If you already have substantial experience with C++, this could be a good option. But I'd say nowadays that learning to use Rust *well* is much easier than learning to use C++ *well*. And the ecosystem, even if it's a lot less mature, I'd say is already better in Rust for these use-cases.
Indeed, here security (generally safety) is a secondary concern and is not the main reason for choosing Rust, although welcome. It's just that Rust has everything that C++ gives you, but in a more modern and ergonomic package. Although, again, I can see how someone already steeped in C/C++ for years might not feel that, and reasonably so. But I think I can farely safely say that Rust is just "a better C++" from the perspective of someone starting from scratch now.
Plus, one doesn't usually just 'learn C++'. It's a herculean effort and I've yet to meet anyone, even people exclusively using C++ for all their careers, that could confidently say they "know C++". They may be comfortable with whatever subset of C++ their company uses, while another company's codebase will look completely alien, often with entire features being ignored that they used, and vice versa.
Despite that, it's still a substantial time commitment, to the point that many (if not most) people working on C++ have made that their career; it's not just a tool anymore at that point. They may be more willing to jump entire industries rather than jump to another language. It is a generalization, but I have seen that far too often at this point.
If someone is making a significant time investment starting today, I too would suggest investing in Rust instead. It also requires a decent time investment, but the rewards are great. Instead of learning where all the (hidden) landmines are, you learn how to write code that can't have those landmines in the first place. You aren't losing much either, other than the ability to read existing C++ codebases.

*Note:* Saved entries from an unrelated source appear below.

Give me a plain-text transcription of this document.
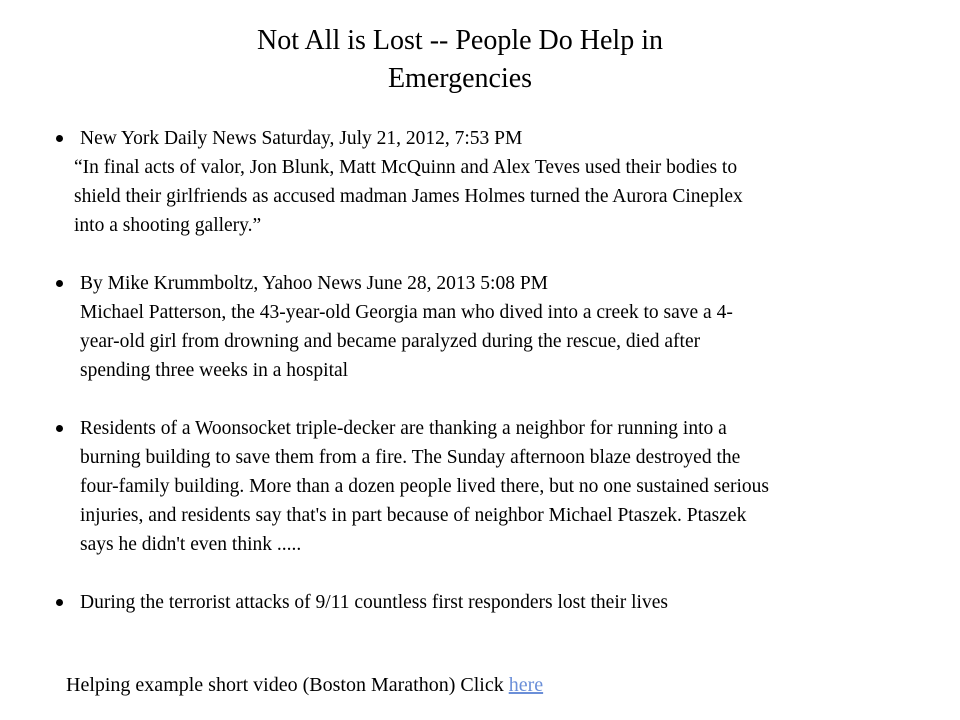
Not All is Lost -- People Do Help in
Emergencies
New York Daily News Saturday, July 21, 2012, 7:53 PM
“In final acts of valor, Jon Blunk, Matt McQuinn and Alex Teves used their bodies to
shield their girlfriends as accused madman James Holmes turned the Aurora Cineplex
into a shooting gallery.”
By Mike Krummboltz, Yahoo News June 28, 2013 5:08 PM
Michael Patterson, the 43-year-old Georgia man who dived into a creek to save a 4-
year-old girl from drowning and became paralyzed during the rescue, died after
spending three weeks in a hospital
Residents of a Woonsocket triple-decker are thanking a neighbor for running into a
burning building to save them from a fire. The Sunday afternoon blaze destroyed the
four-family building. More than a dozen people lived there, but no one sustained serious
injuries, and residents say that's in part because of neighbor Michael Ptaszek. Ptaszek
says he didn't even think .....
During the terrorist attacks of 9/11 countless first responders lost their lives
Helping example short video (Boston Marathon) Click here
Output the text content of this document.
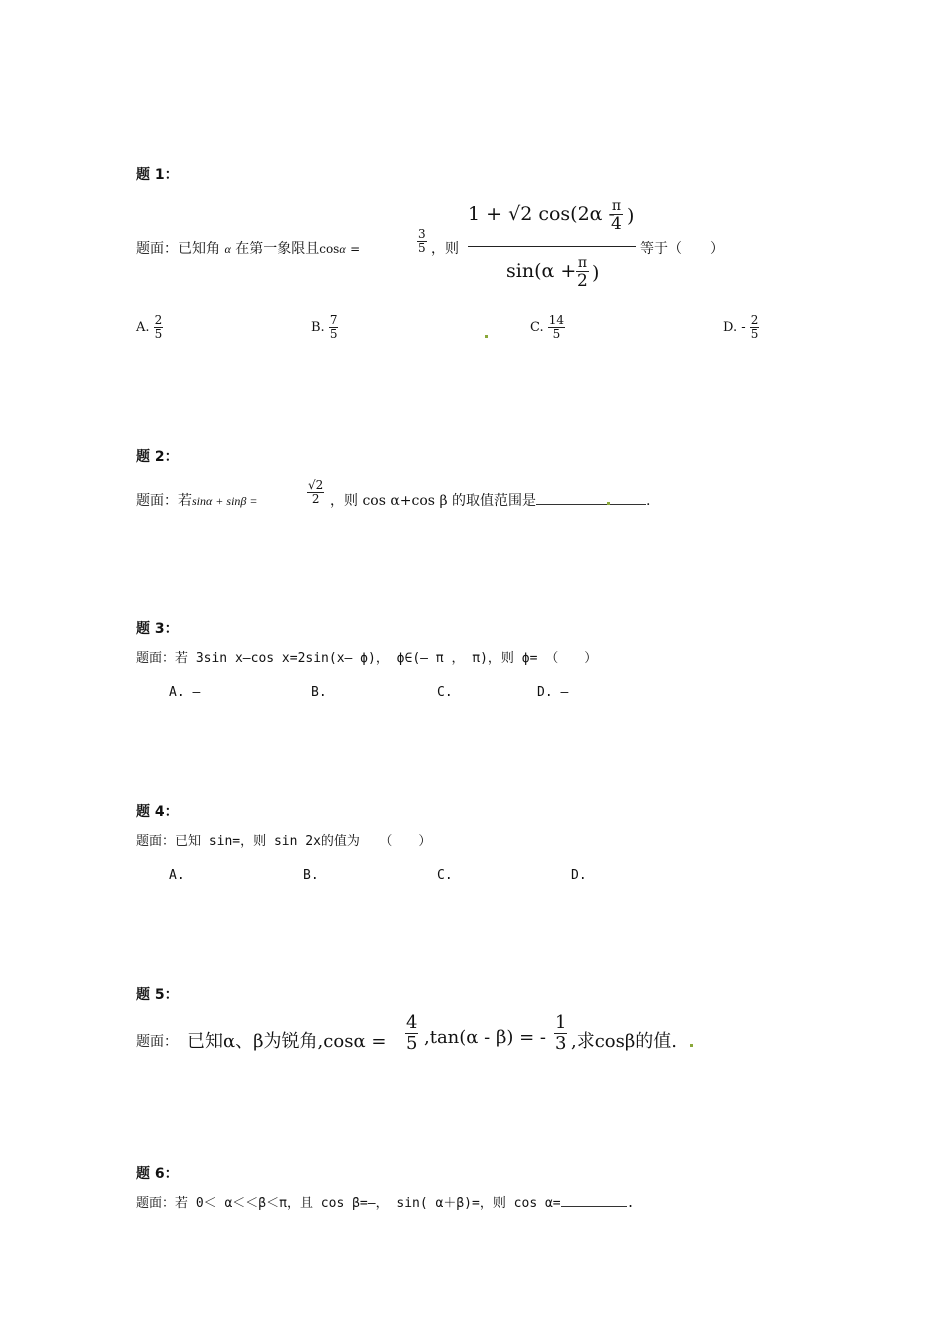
题 1：
题面：已知角 α 在第一象限且cosα =	$\frac{3}{5}$ ，则
1 + √2 cos(2α -
π
4 )
sin(α + π
2 )
等于（　　）
A. $\frac{2}{5}$	B. $\frac{7}{5}$	C. $\frac{14}{5}$	D. - $\frac{2}{5}$
题 2：
题面：若sinα + sinβ =	$\frac{√2}{2}$ ，则 cos α+cos β 的取值范围是	.
题 3：
题面：若 3sin x—cos x=2sin(x— ϕ)， ϕ∈(— π ， π)，则 ϕ= （　　）
A. —	B.	C.	D. —
题 4：
题面：已知 sin=，则 sin 2x的值为　　（　　）
A.	B.	C.	D.
题 5：
题面： 已知α、β为锐角$,\cos\alpha = \frac{4}{5} ,\tan(\alpha - \beta)$ = - $\frac{1}{3}$ ,求cosβ的值.
题 6：
题面：若 0＜ α＜＜β＜π，且 cos β=—， sin( α＋β)=，则 cos α=	.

> But I'd say nowadays that learning to use Rust well is much easier than learning to use C++ well.
For someone(me) who was making a choice recently, it is not that obvious. I tried to learn through rust examples and ecosystems, and there are many more wtf moments compared to when I am writing C++ as C with classes + boost, especially when writing close to metal performance code, rust has many abstractions with unobvious performance implications.
Rust is much better than C++ overall and far easier to debug (C++ is prone to very difficult to debug memory errors which don't happen in Rust).
The main reasons to use C++ these days are compatibility with existing code (C++ and Rust are a bit of a pain to mix), and if a big dependency is C++ (e.g. Qt).
> Maybe one day we get Live++ or Visual Studio debugging experience for Rust
I don't know what Live++ is but the Rust debugging experience is already better than C++. In VSCode I can just click "Debug Test" next to a test and it magically all works. It's never that slick in C++, even in Visual Studio.
VSCode is a joke versus Visual Studio proper, try to do hot code reloading in Rust, dive into GPU, parallel debugging, trace points, this is the kind of stuff Live++ or VS offer.
Lots of reasons, but a big one is that dependency and build management in C++ is absolutely hellish unless you use stuff like Conan which nobody knows. In Rust, you use Cargo and everyone is happy.
There are lots of things I don't know until I learn how to use them, duh.
Cargo is great, for pure Rust codebases, otherwise it is build.rs or having to learn another build system, and then people aren't that happy any longer.
The idea is that dev packages dependencies in lib folder, so when people retrieve sources, they also retrieve all dependencies.
But you are right, that this is some extra work for dev, so this is question of trade offs: do you want to deal with all C++ build tooling mess, or you are Ok to do some manual steps.
Another alternative is to use some popular stable linux distro as build platform, then many libs will be packaged as part of that distro.
Oh, you mean vendoring. Yes, you can do that, but there is no easy support for keeping those vendored dependencies in sync with upstream. And if you want really nice things like notifications when those dependencies have security updates that you need to apply --- forget it.
I've worked with C++ in the past, it's subject to taste. I like how Rust's rigidness empowers rapid change _without_ breaking things.
Besides, the ML ecosystem is also very mature. llama.cpp has native bindings (which Swiftide supports), onnx bindings, ndarray (numpy in Rust) works great, Candle, lots of processing utilities. Additionally, many languages are rewriting parts in Rust, more often than not, these are available in Rust as well.
For the most part, these aren't security critical components.
You already have a massive amount of code you can use like say llama.cpp
You get the performance that you do with Rust.
Compared to Python, in addition to performance, you also get a much easier deployment story.